Quando muore uno scrittore? A proposito dei funerali di Umberto Eco

Antonio Gurrado

Mentre deponete una rosa per Umberto Eco, ricordatevi cosa diceva Alan Bennett (“Marcire è un po’ fiorire”) e domandatevi: quando muore uno scrittore? Non so se le ultime parole significative di San Tommaso d’Aquino furono davvero “Adesso le cose che ho scritto mi sembrano pagliuzze”
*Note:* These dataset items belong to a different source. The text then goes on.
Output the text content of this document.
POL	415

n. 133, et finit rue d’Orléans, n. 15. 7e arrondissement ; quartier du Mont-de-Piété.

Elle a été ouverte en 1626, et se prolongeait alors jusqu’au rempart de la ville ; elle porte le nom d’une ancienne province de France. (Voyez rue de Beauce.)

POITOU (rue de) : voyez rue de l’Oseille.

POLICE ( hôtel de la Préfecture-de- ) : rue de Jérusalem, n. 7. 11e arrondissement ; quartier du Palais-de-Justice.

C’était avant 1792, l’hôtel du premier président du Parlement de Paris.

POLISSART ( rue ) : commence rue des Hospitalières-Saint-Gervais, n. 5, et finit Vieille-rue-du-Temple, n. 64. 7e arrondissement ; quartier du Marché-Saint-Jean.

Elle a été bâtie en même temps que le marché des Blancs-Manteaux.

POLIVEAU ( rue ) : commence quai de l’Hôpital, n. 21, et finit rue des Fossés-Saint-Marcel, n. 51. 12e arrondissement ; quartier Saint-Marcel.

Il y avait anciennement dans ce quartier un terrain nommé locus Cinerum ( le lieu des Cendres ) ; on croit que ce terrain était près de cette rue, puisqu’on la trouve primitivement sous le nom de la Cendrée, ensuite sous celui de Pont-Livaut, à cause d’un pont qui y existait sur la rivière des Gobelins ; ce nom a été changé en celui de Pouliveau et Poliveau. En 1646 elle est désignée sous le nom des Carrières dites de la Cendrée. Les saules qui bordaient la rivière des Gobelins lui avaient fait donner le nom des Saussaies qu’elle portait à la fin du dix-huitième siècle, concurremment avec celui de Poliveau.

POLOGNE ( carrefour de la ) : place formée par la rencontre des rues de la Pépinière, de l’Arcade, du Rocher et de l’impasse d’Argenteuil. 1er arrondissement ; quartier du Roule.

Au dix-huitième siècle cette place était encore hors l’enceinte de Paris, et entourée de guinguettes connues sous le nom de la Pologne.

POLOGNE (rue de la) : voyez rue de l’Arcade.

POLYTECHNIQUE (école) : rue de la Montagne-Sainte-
Mentre deponete una rosa per Umberto Eco, ricordatevi cosa diceva Alan Bennett (“Marcire è un po’ fiorire”) e domandatevi: quando muore uno scrittore? Non so se le ultime parole significative di San Tommaso d’Aquino furono davvero “Adesso le cose che ho scritto mi sembrano pagliuzze”; ma so che, dalla prospettiva dell'autore, si dà molta più importanza al respirare che all’eventualità di sopravvivere venendo letto nei secoli. Della notizia fortemente esagerata della morte di Mark Twain si è discusso in abbondanza. Molto diversa è la prospettiva del lettore: una Harper Lee, in effetti, non era morta al pubblico da tempo?

 

Tanto che il suo secondo tardivo romanzo è stato salutato come repentina risurrezione dagli entusiasti, e dagli scettici come tradimento perpetrato ai danni di un’identità cristallizzata. Gabriele d’Annunzio nacque postumo. Vedendo che "Primo vere" non ingranava, diffuse la notizia della propria prematura scomparsa così da garantirsi elevate vendite commemorative su cui imbastire cinquant’anni di solida carriera. La rosa di oggi è in memoria di Umberto Eco, il cui prossimo libro è imminente e sui cui diritti si accapigliano più editori che per tanti vivi; al Castello lo salutano masse che dopo l’ultimo respiro si sono ricordate di saccheggiarne i titoli dalle librerie. Morire è un po’ esordire.